NUS national president Gemma Tumelty warned that creating a snooping culture on Britain’s campuses could prove counterproductive to anti-terrorism measures. “Demonising and stigmatising student communities is no way to defeat terror,” insisted Ms Tumelty. “Indiscriminate monitoring of groups on campus assumes collective guilt. This will only fuel the racism and Islamophobia that our society should be trying so hard to stamp out.”
University vice-chancellors also rejected the proposals. Universities UK president Professor Drummond Bone said: “Not only is this unreasonable but, crucially, it could be counter-productive. The key to this is balance and discussion and we have made this point repeatedly to ministers.”

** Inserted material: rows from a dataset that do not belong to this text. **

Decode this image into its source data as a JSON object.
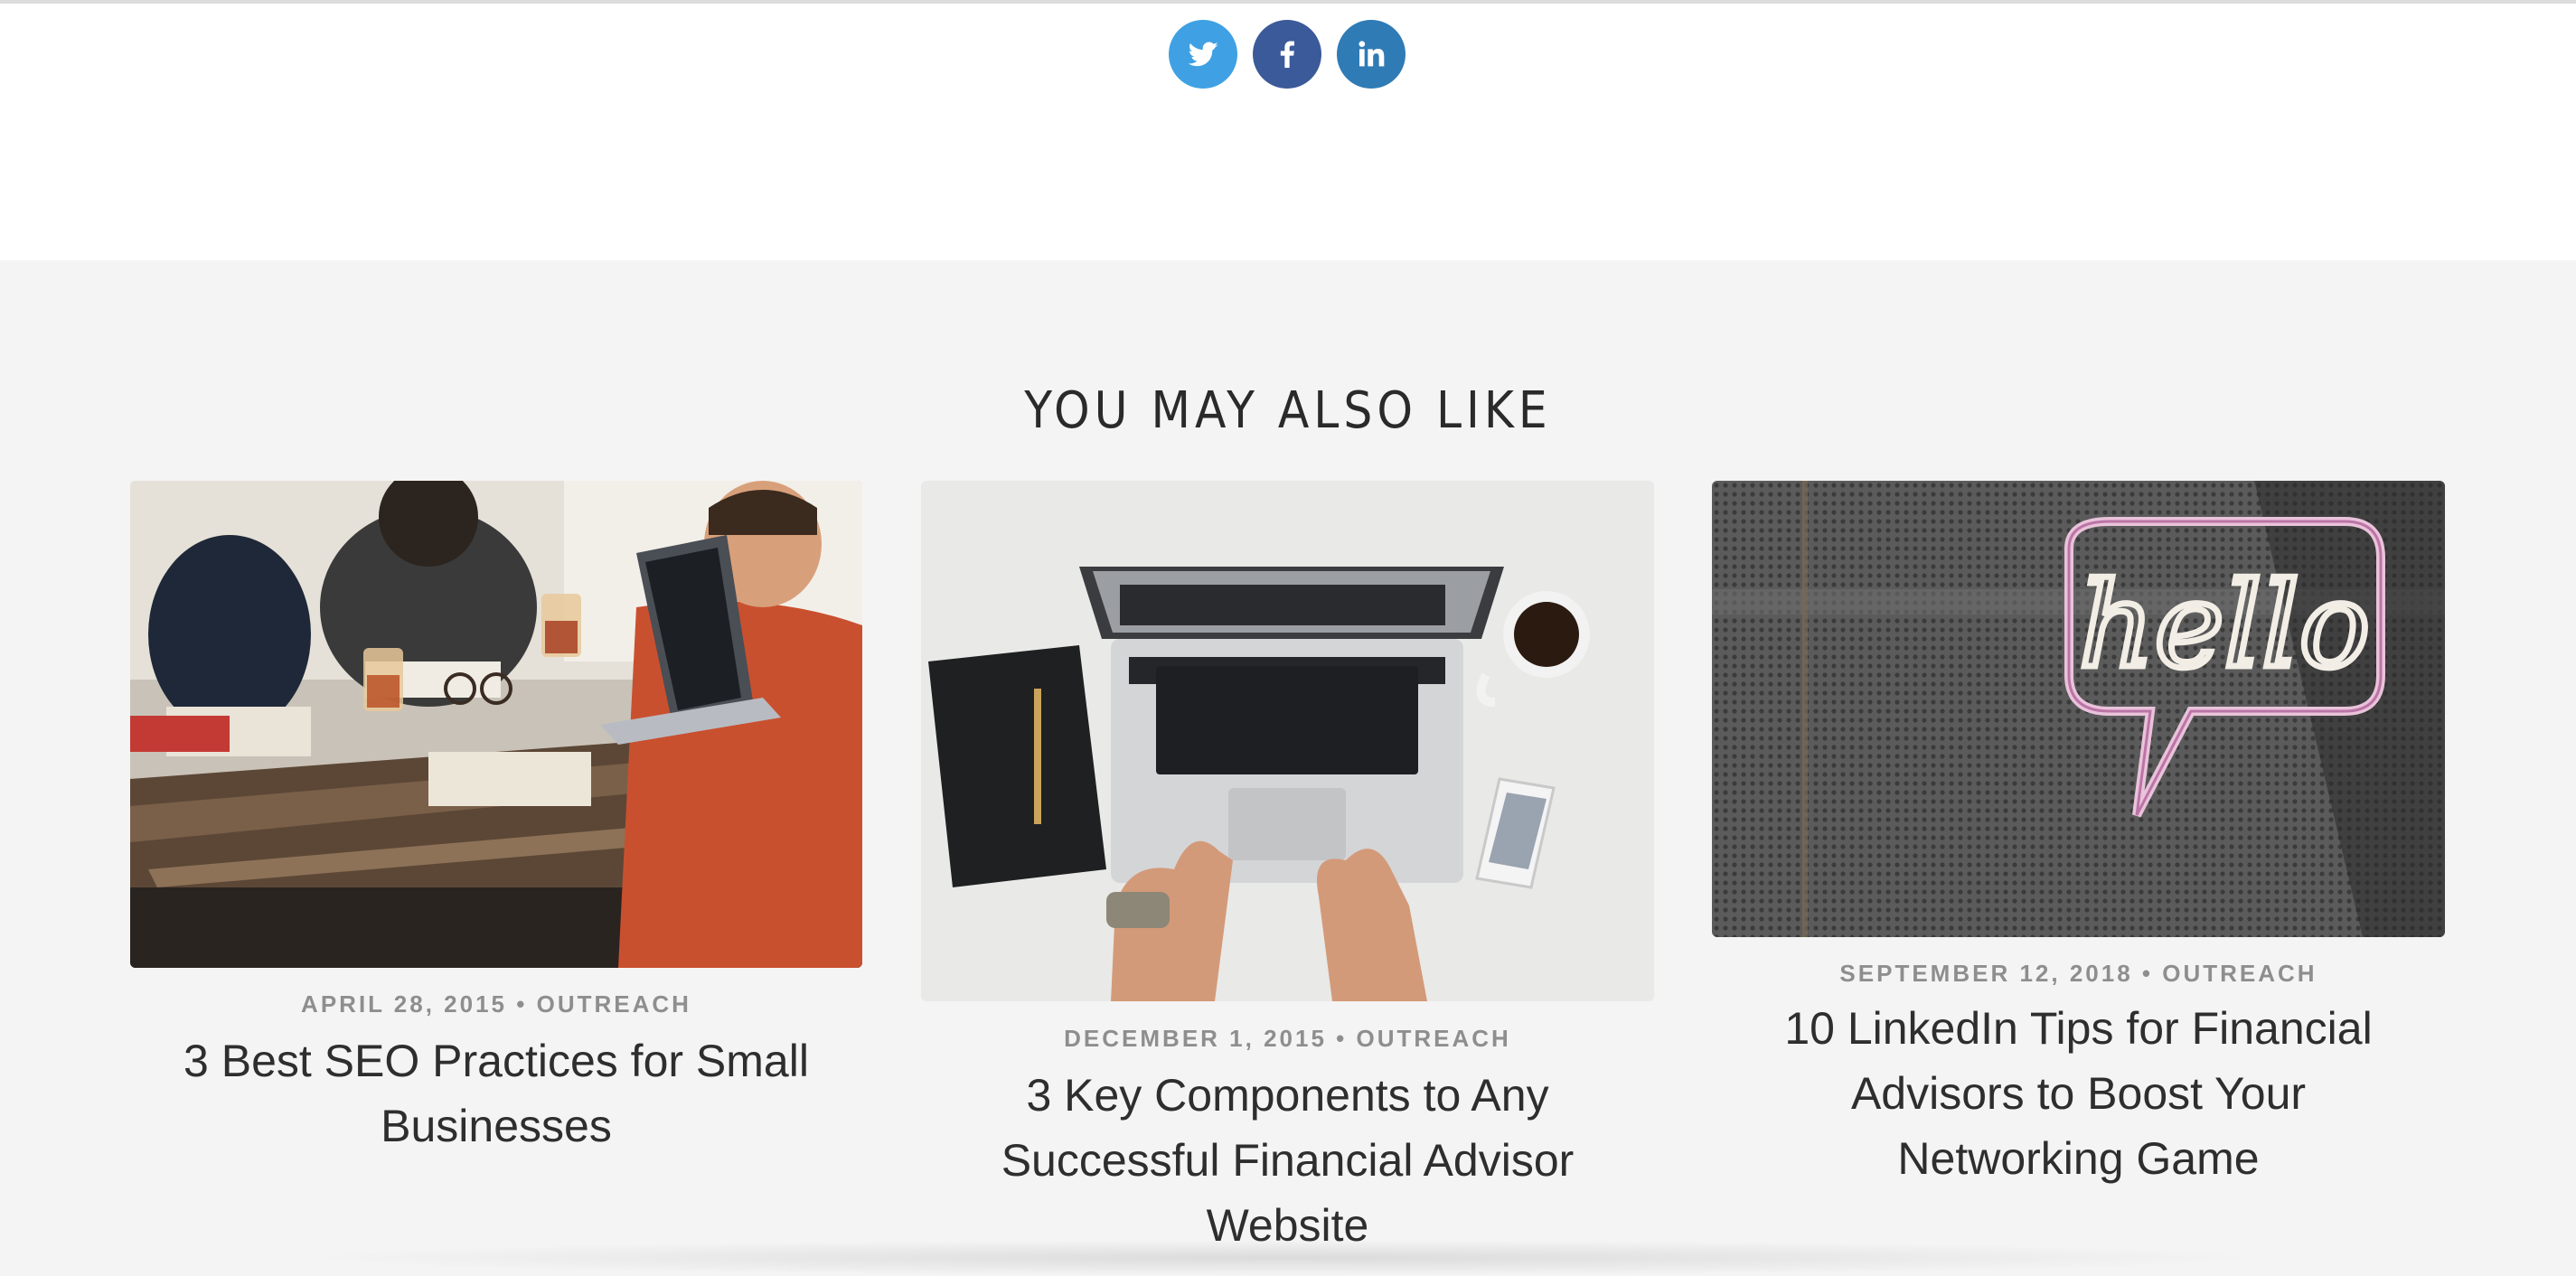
{
  "share": {
    "icons": [
      {
        "name": "twitter-icon",
        "color": "#3fa1e3"
      },
      {
        "name": "facebook-icon",
        "color": "#3b5a99"
      },
      {
        "name": "linkedin-icon",
        "color": "#2f7bb5"
      }
    ]
  },
  "related": {
    "heading": "YOU MAY ALSO LIKE",
    "posts": [
      {
        "date": "APRIL 28, 2015",
        "separator": "•",
        "category": "OUTREACH",
        "title": "3 Best SEO Practices for Small Businesses",
        "image": "team-meeting-photo"
      },
      {
        "date": "DECEMBER 1, 2015",
        "separator": "•",
        "category": "OUTREACH",
        "title": "3 Key Components to Any Successful Financial Advisor Website",
        "image": "laptop-typing-photo"
      },
      {
        "date": "SEPTEMBER 12, 2018",
        "separator": "•",
        "category": "OUTREACH",
        "title": "10 LinkedIn Tips for Financial Advisors to Boost Your Networking Game",
        "image": "hello-neon-sign-photo"
      }
    ]
  }
}
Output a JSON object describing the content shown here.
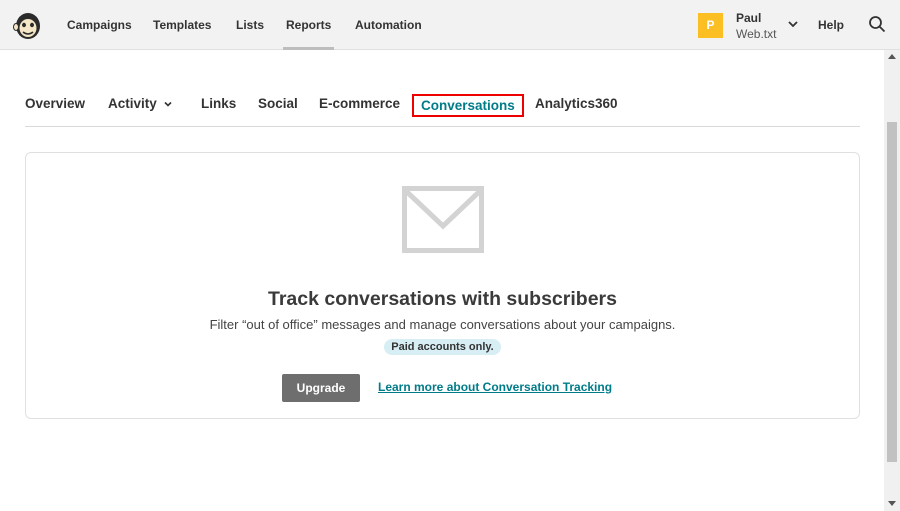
{
  "topnav": {
    "items": [
      {
        "label": "Campaigns"
      },
      {
        "label": "Templates"
      },
      {
        "label": "Lists"
      },
      {
        "label": "Reports"
      },
      {
        "label": "Automation"
      }
    ],
    "active": "Reports"
  },
  "user": {
    "initial": "P",
    "name": "Paul",
    "org": "Web.txt"
  },
  "help_label": "Help",
  "tabs": [
    {
      "label": "Overview"
    },
    {
      "label": "Activity"
    },
    {
      "label": "Links"
    },
    {
      "label": "Social"
    },
    {
      "label": "E-commerce"
    },
    {
      "label": "Conversations"
    },
    {
      "label": "Analytics360"
    }
  ],
  "selected_tab": "Conversations",
  "card": {
    "title": "Track conversations with subscribers",
    "description": "Filter “out of office” messages and manage conversations about your campaigns.",
    "badge": "Paid accounts only.",
    "upgrade_label": "Upgrade",
    "learn_more_label": "Learn more about Conversation Tracking"
  },
  "colors": {
    "accent": "#007c89",
    "avatar": "#fbbf24",
    "highlight_border": "#e00000",
    "badge_bg": "#d6eef4"
  },
  "icons": [
    "mailchimp-logo-icon",
    "chevron-down-icon",
    "search-icon",
    "envelope-icon"
  ]
}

The government played down the reports, with a spokesman for the DfES claiming that “the guidance has not been finalised. It is pure speculation to say what is going to be included.”
Communities Secretary Ruth Kelly continued the government’s campaign yesterday when she held talks with police and local council officials, demanding to know whether they are doing enough to root out “extremism” in schools, colleges and universities and whether they had identified “hotspot” neighbourhoods which could be breeding grounds for radical Islam.
Muslim Council of Britain secretary general Dr Muhammad Abdul Bari warned that “ministers are not helping in this discourse within the Muslim community.”
He said: “What they are doing is trying to undermine and marginalise further the Muslim community, especially those organisations which have been working so hard for community cohesion.”